As outras formas de relações que não são de trabalho serão abordadas de forma a entendermos o que fez com que fosse determinado que não se trata de relação de trabalho mas sim de outras relações e será esclarecido qual é o ramo do Direito que se encarregou de cuidar da relação.


Relação de emprego

A grande “estrela” do Direito do Trabalho é a relação de emprego. Podemos dizer que ela é a razão pela qual houve a ramificação que houve dentro do Direito, que resultou no nosso atual conhecido “Direito do Trabalho”.

É uma relação regulada e definida por lei e que está em vigor até hoje, desde os idos de 1943: Falamos aqui da CLT, a Consolidação das Leis do Trabalho, elaborada à época com o fim de compilar num só instrumento as leis existentes até então, que eram esparsas e muita vez com conteúdo escasso.

Deixaremos o estudo dessa relação para nosso próximo post, já que há bastante o que explicarmos.

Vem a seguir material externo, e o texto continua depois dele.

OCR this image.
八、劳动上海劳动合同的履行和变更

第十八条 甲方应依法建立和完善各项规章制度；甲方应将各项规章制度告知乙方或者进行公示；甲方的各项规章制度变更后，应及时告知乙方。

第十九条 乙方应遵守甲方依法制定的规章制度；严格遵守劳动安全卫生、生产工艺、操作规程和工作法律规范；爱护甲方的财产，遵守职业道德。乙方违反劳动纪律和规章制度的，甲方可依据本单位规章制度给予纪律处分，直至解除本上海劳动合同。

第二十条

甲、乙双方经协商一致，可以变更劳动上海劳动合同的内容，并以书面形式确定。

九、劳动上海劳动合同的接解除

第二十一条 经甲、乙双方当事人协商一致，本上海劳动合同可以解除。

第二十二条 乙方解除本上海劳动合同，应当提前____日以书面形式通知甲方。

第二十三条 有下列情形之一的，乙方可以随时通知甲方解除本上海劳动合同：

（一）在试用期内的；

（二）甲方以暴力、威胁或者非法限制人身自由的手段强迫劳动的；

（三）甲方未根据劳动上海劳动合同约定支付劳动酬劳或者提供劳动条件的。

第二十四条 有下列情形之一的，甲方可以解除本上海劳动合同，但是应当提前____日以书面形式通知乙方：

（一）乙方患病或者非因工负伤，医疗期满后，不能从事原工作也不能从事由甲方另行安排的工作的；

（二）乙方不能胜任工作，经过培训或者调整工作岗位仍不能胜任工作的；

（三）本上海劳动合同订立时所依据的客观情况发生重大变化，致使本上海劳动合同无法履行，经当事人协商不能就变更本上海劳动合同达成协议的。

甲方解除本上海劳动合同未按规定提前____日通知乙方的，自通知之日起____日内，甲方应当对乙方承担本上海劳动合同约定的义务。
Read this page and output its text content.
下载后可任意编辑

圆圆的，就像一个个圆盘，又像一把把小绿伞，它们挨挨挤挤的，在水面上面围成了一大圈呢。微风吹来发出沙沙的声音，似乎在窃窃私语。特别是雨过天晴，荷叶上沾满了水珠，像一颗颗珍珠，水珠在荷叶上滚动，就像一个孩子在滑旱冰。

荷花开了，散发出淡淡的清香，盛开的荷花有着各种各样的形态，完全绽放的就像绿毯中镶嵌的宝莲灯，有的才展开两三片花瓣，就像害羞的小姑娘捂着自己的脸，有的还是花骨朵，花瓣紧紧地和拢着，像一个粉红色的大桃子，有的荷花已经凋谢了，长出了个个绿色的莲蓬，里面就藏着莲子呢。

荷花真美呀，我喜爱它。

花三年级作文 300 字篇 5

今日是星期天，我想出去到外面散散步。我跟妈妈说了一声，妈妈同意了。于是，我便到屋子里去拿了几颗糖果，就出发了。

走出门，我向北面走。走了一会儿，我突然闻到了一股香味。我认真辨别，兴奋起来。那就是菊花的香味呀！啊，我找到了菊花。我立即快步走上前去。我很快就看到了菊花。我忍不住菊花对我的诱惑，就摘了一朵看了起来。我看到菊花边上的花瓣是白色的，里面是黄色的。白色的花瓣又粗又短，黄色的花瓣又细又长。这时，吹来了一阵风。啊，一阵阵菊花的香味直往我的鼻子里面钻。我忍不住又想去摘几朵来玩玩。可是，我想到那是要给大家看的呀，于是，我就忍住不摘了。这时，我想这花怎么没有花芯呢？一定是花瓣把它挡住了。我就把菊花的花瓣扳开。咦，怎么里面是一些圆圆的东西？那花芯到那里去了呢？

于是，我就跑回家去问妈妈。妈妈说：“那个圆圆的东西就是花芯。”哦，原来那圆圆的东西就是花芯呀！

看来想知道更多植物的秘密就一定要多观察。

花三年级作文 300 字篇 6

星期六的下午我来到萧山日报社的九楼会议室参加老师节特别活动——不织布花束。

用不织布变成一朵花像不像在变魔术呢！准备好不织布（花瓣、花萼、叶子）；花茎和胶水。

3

Lendo a lei e entendendo como ela esclarece o que é relação de emprego, quem pode ser seu sujeito, qual é o seu objeto e todas as demais características que diferenciam essa relação das demais relações de trabalho, que serão também abordadas de forma a desenrolar o quadro panorâmico desse ramo do Direito, o Direito do Trabalho.
Donata Poggetti , advogada, especialista em Direito e Processo do Trabalho.

BIBLIOGRAFIA:

DELGADO, Maurício Godinho. Curso de Direito do Trabalho. 11ªed.-São Paulo: LTr, 2012.

HOUAISS, Antônio. Dicionário eletrônico Houaiss da língua portuguesa 2.0

SARAIVA, Renato. Direito do Trabalho. 13ª ed. rev. e atual. – São Paulo: Método, 2011.